In Julieta Aranda’s work A fanciful strategy? I might have known better…, (2015) she 3D scanned a bust from a museum in Genoa and digitally edited it into a new sculpture. The works is a visualization of the actual translation process from a human head to digitally malleable data, half rendered flesh the other half simplified polygon textures. Polygons are three dimensional pixels, infinitely scalable and editable in rendered space. This sculpture is part of larger body of work entitled If A Body Meet A Body in which she focuses on bodies meeting each other and on the infinite possibilities such encounters generate.

Iain Ball’s LUTETIUM (2017) sculptures are part of the Rare Earth Sculptures series which are n-dimensional polytopes designed by Hedrondude via polytope.net. The dataset was transferred and modeled into forms of plastic. Each of the three sculptures comes with a different set of physical laws. Both, the infinite expansion or the destruction, is possible within the sculptures sets. Referring to Bruno Latour’s concept of blackboxing, the structures tend to increase their complexity when a greater scientific insight is made.

We Need Sanctuary (2016) by Kate Cooper examines the relationship between physical bodies and networks through the use of computer-generated technology. The history of digital image technology and immaterial labor politics are investigated as a part of commercial production. By showing highly-productive female bodies that are trying to sabotage and refuse the contemporary modes of exploitative labour Cooper questions the history of female labor politics. Within a contemporary digital working profile she explores our understanding of the bodily effects of capitalism. Her video examines the body as a contested space for communication and representation.

Pakui Hardware’s On Demand (2017) series deals with the conditions of human existence in an technological society under scientific advancement. The works can seen as hand-made ‘devices’ which could be used in potential near future scenarios. They start with magnified aerial NASA photographs of surfaces in outer space which are molded into hybrid erratic skin-like structures. The duo play with artificially produced surfaces whose appearances refer to a natural domain. Man-made and artificial materials are transformed by natural forces and matter – heat, weight, chia seeds, sea urchin spines or soil.

Estrid Lutz & Emile Mold present a new series of lenticular image collages.
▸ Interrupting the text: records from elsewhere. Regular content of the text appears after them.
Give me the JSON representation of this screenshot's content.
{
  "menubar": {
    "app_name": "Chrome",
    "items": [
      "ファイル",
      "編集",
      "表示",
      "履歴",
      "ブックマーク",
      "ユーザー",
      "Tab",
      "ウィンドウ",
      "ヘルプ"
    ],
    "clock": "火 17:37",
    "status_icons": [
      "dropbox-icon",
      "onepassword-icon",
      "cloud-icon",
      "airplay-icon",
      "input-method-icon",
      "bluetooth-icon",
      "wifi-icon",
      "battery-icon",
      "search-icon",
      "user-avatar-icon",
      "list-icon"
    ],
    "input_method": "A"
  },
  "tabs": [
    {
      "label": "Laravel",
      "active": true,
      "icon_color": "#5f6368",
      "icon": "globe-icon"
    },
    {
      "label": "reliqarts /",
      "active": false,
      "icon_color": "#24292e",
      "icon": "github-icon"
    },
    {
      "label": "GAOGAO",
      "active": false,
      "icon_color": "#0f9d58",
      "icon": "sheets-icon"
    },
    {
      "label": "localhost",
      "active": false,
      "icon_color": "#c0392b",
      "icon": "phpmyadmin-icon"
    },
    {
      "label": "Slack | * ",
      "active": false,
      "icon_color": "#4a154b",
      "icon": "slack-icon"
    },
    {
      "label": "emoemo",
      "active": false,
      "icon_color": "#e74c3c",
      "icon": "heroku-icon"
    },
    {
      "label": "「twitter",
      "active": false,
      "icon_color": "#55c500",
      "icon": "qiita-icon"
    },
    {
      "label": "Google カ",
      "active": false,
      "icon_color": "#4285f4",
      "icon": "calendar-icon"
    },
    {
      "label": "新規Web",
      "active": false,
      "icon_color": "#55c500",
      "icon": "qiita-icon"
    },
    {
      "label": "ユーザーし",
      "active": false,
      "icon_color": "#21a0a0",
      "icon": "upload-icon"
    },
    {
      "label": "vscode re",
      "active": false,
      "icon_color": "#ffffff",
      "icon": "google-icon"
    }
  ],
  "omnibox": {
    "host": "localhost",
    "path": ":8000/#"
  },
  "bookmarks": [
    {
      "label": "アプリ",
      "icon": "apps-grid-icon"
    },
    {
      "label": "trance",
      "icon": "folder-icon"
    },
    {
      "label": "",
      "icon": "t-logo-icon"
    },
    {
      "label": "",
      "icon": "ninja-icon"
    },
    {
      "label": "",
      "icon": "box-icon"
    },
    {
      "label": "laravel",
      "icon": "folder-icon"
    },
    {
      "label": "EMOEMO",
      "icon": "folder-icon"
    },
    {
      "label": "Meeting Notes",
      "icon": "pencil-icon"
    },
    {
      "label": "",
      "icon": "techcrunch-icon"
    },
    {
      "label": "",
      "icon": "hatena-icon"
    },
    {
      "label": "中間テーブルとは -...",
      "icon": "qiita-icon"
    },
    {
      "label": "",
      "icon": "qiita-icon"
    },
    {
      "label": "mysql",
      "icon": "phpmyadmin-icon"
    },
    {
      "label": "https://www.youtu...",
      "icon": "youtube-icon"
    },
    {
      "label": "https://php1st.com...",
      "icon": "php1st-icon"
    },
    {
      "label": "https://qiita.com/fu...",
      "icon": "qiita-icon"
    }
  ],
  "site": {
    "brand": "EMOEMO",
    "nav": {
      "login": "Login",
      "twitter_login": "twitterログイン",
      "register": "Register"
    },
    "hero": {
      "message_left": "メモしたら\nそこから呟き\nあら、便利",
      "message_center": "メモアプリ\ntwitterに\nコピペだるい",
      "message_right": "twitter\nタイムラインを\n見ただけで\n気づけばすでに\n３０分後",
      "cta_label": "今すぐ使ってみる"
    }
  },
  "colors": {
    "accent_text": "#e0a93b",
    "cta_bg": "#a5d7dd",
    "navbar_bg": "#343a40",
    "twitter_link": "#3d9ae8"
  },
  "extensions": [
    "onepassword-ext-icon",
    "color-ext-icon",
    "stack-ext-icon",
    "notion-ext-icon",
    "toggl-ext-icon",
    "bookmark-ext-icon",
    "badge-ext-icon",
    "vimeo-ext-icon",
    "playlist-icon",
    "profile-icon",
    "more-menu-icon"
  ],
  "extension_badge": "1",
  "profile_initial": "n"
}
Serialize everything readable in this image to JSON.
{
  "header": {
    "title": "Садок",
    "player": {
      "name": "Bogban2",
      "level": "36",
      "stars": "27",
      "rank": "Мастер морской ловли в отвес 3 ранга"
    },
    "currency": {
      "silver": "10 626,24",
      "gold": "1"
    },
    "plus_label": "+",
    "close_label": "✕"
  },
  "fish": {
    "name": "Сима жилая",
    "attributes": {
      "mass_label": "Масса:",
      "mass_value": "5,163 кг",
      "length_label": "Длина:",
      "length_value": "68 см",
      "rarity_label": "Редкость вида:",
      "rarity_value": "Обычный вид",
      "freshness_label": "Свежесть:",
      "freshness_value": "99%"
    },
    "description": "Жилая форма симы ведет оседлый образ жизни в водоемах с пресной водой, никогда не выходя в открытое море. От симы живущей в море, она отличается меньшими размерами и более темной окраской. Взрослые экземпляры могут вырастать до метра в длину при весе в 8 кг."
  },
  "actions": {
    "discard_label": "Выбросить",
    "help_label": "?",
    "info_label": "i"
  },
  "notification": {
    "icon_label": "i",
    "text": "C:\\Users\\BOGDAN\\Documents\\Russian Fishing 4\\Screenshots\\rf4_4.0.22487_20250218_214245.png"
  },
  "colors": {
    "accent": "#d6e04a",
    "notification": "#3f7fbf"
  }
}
Each work is an amalgam of several layers of materials: fibers and resins, a crashed car radiator, a print and a lenticular screen. Combined and merged they serve the apparition of a shifting unified collection of associative imagery. Lenticular flip technique is usually limited to only two images. In this case, saturating the medium by using at least six images graft to one another allows for a wider comment on the represented subjects by extracting them from their original media environment and affective context. The works are photographic objects, the lenticular elements merging via manual destruction with a background layer of metal debris. Working at the edge of photography and sculpture, the duo challenges the boundaries of contemporary image/object making.

Aude Pariset’s FX Tridacna works (2015) are reanimations of, now obsolete, digital paintings sourced from the blog Paint FX, a collective image sharing Tumblr where digital sketches and paintings were proposed. Pariset begins with these images as the source material for her rice paper prints which are then adhered onto a molded mesh seashell form. It projects a disused digital file onto a cast of a natural form resulting in a digital material mashup, both collage and sculpture.